Rescapé d’une embolie pulmonaire en juin, Michael Matthews aborde 2026 avec un appétit retrouvé, convaincu qu’ il y a encore de grandes choses à venir dans une carrière qu’il refuse de voir s’essouffler.
Michael Matthews revient de loin. Victime d’une embolie pulmonaire en juin alors qu’il préparait le Tour de France, le coureur australien qui a récemment prolongé chez Jayco AlUla, a frôlé le pire. « Je ne savais pas si j’allais mourir cette nuit-là ou survivre », confie-t-il à CyclingNews. Sauvé par un diagnostic rapide, il parle aujourd’hui d’une seconde chance et s’entraîne déjà avec enthousiasme pour 2026.
Michael Matthews : « Me battre avec les talents qui arrivent »
À 35 ans, Michael Matthews n’envisage pas la retraite. « Je sens que j’ai encore 25 ans », sourit-il.
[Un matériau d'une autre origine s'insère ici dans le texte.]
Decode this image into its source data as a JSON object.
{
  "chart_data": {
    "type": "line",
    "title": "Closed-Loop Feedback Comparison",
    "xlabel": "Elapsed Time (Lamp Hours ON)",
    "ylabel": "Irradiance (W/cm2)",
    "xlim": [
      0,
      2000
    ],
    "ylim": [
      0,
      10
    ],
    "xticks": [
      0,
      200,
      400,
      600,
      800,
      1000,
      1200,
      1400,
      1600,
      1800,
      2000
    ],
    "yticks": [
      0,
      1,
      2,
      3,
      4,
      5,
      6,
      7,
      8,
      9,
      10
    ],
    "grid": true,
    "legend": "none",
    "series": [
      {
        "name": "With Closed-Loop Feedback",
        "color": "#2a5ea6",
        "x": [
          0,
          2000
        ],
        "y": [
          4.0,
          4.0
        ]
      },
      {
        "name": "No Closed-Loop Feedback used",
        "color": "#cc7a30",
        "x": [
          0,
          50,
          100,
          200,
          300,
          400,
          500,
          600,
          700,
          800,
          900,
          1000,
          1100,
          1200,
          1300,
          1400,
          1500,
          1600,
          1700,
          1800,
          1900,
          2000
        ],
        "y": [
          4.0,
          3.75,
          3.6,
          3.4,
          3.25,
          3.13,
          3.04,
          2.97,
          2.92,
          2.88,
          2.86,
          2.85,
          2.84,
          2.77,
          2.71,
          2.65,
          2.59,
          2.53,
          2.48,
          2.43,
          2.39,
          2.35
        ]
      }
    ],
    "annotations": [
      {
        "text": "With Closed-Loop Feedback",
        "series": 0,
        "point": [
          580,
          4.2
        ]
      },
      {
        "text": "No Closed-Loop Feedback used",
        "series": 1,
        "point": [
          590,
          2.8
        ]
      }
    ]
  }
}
Il a prolongé jusqu’en 2027 avec Jayco AlUla et revendique une motivation intacte : « Je ne bois pas, je ne fais pas la fête. Peut-être que ça m’a aidé à rester jeune et à encore me battre avec les talents qui arrivent. »
Reprise de la compétition après 3 mois sous anticoagulants
Après 3 mois sous anticoagulants, Michael Matthews a repris la compétition lors de la Bretagne Classic (31/08) avant d’aligner les courses jusqu’à la Japan Cup. « J’étais juste tellement heureux de remettre un dossard », glisse-t-il, lui qui est même allé chercher un second titre mondial en relais mixte et s’est offert 198 km d’échappée lors du Tour de Lombardie.
Michael Matthews ambitieux avant d’aborder la saison 2026
Les objectifs de « Bling » pour la saison 2026 sont clairs : un printemps ambitieux, le Tour de France pour viser quelques étapes et les Championnats du Monde de Montréal en ligne de mire. Et toujours ce rendez-vous qui lui échappe : Milan-Sanremo depuis si longtemps, 12 participations, à 7 reprises dans le top 10, mais jamais la victoire. « J’ai une relation amour-haine avec cette course. Elle me convient, mais elle m’a été cruelle. »
Michael Matthews rêve toujours de Milan-Sanremo
La Primavera s’est durcie ces dernières éditions avec la présence de Pogacar, mais Michael Matthews ne préfère pas s’en plaindre. « Il faut être prêt quand ça bouge et réagir. C’est mon premier grand objectif de 2026. » Et, preuve de son regain d’énergie, Michael Matthews conclut : « Je sens que c’est peut-être là que quelque chose de grand m’attend. »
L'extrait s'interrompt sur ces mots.